From a review of the bills' justification reports, it appears that such proposals are a response to cases in which taxi drivers have not provided an adequate service to consumers but without a full understanding of the type of service provided through these platforms.
New tech gives market operators new tools to cover gaps in the provision of complex services. In Peru, where crime and accident rates among cab services are high, it's extremely valuable to consumers to have the ability to ID their drivers and check their records. As long as consumers can access information about taxi services, they can make more informed consumption decisions. Such information is not willingly provided by regular taxi services, but is readily available through apps. For this reason, many consumers prefer to pay a higher price in order to access a more complete service.
However, some members of congress do not share the view that companies providing taxi applications do not render the taxi service themselves but merely act as an intermediary platform between taxi service providers and users, providing the latter with information they will not find through regular taxi services. Taxi applications therefore offer added value to users that the proposed regulation does not promote.
What can companies do? Companies providing taxi service applications should proactively engage with relevant stakeholders, to provide more evidence of this added value they bring to society, including for consumers' welfare. For instance, through engaging in discussions with INDECOPI — the consumer protection authority in Peru and also the authority in charge of promoting the competition in the market — since Congress will likely request its opinion on this matter.
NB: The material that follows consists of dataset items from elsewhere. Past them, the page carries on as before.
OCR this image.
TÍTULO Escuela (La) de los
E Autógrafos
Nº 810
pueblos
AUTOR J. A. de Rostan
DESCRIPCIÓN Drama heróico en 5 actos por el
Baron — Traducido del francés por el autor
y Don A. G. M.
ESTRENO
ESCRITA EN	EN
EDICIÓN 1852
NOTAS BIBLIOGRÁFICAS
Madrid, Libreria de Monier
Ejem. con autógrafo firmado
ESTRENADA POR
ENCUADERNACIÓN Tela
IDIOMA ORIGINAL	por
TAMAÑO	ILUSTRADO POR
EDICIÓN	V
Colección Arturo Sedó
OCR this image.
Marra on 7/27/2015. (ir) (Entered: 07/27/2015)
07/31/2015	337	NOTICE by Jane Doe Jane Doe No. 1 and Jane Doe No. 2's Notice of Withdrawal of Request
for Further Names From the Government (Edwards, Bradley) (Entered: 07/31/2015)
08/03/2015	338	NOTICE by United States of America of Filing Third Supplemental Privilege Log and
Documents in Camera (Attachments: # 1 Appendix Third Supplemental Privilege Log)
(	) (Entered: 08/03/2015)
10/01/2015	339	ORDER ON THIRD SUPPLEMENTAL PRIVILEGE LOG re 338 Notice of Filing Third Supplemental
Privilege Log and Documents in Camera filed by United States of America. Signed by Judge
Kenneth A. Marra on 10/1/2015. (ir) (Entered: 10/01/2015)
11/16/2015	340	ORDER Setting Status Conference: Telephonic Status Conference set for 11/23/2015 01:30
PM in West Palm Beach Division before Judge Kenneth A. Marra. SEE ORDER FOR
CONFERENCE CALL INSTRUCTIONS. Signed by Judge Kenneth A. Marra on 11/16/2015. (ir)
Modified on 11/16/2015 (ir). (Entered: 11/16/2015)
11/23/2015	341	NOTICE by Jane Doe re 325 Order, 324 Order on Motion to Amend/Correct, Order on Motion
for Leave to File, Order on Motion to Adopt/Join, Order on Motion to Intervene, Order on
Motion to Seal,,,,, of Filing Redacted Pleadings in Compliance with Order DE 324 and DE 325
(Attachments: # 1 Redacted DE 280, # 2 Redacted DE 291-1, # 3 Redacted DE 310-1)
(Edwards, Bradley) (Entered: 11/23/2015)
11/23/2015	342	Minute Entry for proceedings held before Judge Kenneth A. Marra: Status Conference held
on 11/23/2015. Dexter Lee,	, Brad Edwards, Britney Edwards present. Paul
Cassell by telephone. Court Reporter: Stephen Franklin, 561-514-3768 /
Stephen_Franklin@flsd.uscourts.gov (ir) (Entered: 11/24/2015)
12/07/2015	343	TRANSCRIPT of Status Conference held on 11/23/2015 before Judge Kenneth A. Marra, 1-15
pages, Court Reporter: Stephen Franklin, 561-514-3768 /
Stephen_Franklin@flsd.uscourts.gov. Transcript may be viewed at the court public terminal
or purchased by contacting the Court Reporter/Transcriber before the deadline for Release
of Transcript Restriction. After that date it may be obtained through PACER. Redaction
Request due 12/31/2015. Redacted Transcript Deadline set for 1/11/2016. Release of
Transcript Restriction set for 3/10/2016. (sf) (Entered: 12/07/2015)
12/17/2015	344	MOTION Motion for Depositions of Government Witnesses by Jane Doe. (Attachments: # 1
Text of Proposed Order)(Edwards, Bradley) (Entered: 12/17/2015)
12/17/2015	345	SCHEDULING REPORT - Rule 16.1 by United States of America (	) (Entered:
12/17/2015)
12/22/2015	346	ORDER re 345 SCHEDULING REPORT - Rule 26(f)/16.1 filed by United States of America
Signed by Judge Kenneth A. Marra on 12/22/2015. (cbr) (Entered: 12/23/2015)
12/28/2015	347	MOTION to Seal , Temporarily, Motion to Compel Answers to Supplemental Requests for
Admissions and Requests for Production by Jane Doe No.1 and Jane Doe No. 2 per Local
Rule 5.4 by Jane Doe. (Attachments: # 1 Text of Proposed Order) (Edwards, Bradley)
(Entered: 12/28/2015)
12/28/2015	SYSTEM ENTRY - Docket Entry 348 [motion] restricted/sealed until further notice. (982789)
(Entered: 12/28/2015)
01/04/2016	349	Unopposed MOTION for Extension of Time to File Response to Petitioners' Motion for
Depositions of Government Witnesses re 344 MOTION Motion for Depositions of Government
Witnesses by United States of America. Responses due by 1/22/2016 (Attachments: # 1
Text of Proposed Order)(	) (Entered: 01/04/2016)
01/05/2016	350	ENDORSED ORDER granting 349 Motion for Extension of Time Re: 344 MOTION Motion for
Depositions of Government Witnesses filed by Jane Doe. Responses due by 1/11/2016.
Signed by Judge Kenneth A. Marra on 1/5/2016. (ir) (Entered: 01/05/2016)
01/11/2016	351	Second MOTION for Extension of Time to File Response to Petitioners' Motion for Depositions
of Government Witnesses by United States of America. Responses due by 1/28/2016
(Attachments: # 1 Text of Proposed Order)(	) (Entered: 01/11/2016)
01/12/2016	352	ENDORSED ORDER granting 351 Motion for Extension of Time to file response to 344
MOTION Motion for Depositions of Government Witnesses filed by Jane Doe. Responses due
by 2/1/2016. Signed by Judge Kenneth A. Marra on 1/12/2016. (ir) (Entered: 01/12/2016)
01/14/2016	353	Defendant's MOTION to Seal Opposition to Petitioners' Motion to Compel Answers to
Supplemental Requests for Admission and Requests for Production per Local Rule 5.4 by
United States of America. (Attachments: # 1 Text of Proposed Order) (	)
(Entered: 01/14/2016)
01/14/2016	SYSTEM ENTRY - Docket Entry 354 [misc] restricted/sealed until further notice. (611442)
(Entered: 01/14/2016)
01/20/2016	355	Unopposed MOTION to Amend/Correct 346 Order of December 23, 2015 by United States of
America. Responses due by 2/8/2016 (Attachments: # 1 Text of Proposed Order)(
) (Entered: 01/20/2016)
While the bills are still under evaluation, it's likely that this regulation will eventually be implemented in Peru, following the trend of countries such as Mexico, Colombia and Chile. We hope that Congress pays attention to suggestions of how the proposed regulation can be improved, otherwise consumers, who are benefiting from the increased security offered through tax apps, may be negatively affected.
Finally, important to note is that discussions regarding regulating such services have not been focused on the alleged unfair competition between app-approved taxi drivers and traditional taxi drivers (as has been the case in other countries). This may be due to the high percentage of unlicensed taxis in Peru (Lima has around 25% and other cities are likely to be higher). These unlicensed services represent a more significant threat for licensed regular taxi drivers than apps. This should be an additional reason to avoid inappropriate regulation of app based taxi services. These applications will help reduce unlicensed taxi services, which so far has not been achieved by government institutions.